Meio ambiente da Ucrânia é outra vítima da guerra; danos poderão ser sentidos por décadas
Além da destruição causada por tanques e incêndios de explosões, substâncias venenosas e combustíveis que vazaram de mísseis e veículos poluíram solo, água e prejudicaram animais
As florestas de pinheiros ao redor de Irpin, na Ucrânia, são o lugar feliz de Oleh Bondarenko. Ele as descobriu quando ainda era criança, quando sua mãe o mandou um acampamento de verão na área, e ele tem voltado para visitar o local desde então.
“É um lugar cheio de memórias. Vorzel, Irpin, Bucha, as florestas, o ar fresco. Para mim, este é um lugar de descanso”, contou à CNN o cientista ambiental de 64 anos durante uma viagem recente a Irpin.

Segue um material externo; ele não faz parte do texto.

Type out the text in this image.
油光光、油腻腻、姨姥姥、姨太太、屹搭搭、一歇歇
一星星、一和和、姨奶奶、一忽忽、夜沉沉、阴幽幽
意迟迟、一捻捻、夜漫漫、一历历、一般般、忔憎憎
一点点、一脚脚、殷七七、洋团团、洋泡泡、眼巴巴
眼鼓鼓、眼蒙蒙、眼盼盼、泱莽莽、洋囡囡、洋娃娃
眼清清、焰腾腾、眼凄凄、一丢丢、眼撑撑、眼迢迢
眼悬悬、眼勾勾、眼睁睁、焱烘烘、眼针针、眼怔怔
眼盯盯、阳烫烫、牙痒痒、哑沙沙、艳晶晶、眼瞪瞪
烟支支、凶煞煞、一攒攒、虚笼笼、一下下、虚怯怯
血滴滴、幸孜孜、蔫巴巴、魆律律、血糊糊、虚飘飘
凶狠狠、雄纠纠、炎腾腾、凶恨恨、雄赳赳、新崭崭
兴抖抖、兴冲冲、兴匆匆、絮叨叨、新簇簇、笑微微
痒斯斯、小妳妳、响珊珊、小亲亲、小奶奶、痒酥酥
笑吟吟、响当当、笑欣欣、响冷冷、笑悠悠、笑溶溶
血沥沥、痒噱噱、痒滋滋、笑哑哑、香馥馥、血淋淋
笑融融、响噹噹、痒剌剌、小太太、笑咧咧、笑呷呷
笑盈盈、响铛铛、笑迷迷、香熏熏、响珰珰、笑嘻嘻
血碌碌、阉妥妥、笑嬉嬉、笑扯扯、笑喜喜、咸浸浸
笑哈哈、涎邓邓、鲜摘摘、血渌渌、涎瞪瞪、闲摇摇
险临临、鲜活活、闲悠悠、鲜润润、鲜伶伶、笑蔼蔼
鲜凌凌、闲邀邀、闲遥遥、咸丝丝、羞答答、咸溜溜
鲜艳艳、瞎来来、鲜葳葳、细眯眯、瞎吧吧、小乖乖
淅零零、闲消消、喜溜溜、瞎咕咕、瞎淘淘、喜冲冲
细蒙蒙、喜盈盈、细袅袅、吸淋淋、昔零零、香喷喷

O caminho de uma hora de distância de Kiev – uma viagem que ele fez muitas vezes ao longo das décadas – foi cheio de angústia para Bondarenko, que se preocupava com o que encontraria em Irpin. “Esta é a primeira vez que volto desde que nossos irmãos ‘visitaram’ Irpin”, disse ele, referindo-se às tropas russas.
Esta área esteve sob controle russo por várias semanas em março; tornou-se posteriormente conhecida em todo o mundo como o local de algumas das piores atrocidades cometidas pela Rússia nesta guerra. Pelo menos 1.200 corpos de civis foram descobertos na região desde que as tropas russas se retiraram de lá, segundo a polícia da região de Kiev. Pelo menos 290 deles foram encontrados em Irpin, segundo o prefeito da cidade.
Além das perdas humanas, a destruição que as forças russas causaram à paisagem é brutal e onipresente: terra queimada, cobertura vegetal das florestas devastadas por mísseis e árvores quebradas e arrancadas, enquanto equipamentos militares abandonados se espalham pelo chão. Muitas das casas elegantes da cidade estão em ruínas; a floresta e os espaços verdes ao seu redor estão fora dos limites para a população.
Anzhelika Kolomiec, amiga de Bondarenko que mora em Irpin, disse à CNN que as autoridades proibiram as pessoas de entrar na floresta. “Temos uma bela floresta aqui, mas este ano não haverá caminhadas, não haverá colheita de cogumelos, não haverá frutinhas. Não podemos entrar por causa de minas e mísseis não detonados”, disse ela.
Enquanto os olhos do mundo estão focados no sofrimento humano causado pela invasão da Rússia, especialistas ambientais na Ucrânia estão mantendo de perto um registro dos danos ambientais causados, para tentar repará-los o mais rápido possível e na esperança de obter reparações.
A floresta minada e destruída em Irpin é apenas um exemplo dos danos ambientais causados pela guerra da Rússia na Ucrânia.
Imagens de satélite mostram que grandes áreas do leste e do sul da Ucrânia estão atualmente tomadas por incêndios florestais provocados por explosões e agravados pelo fato de que serviços de emergência, trabalhadores de manejo florestal e o exército não conseguem chegar até eles. A fumaça dos incêndios está poluindo o ar.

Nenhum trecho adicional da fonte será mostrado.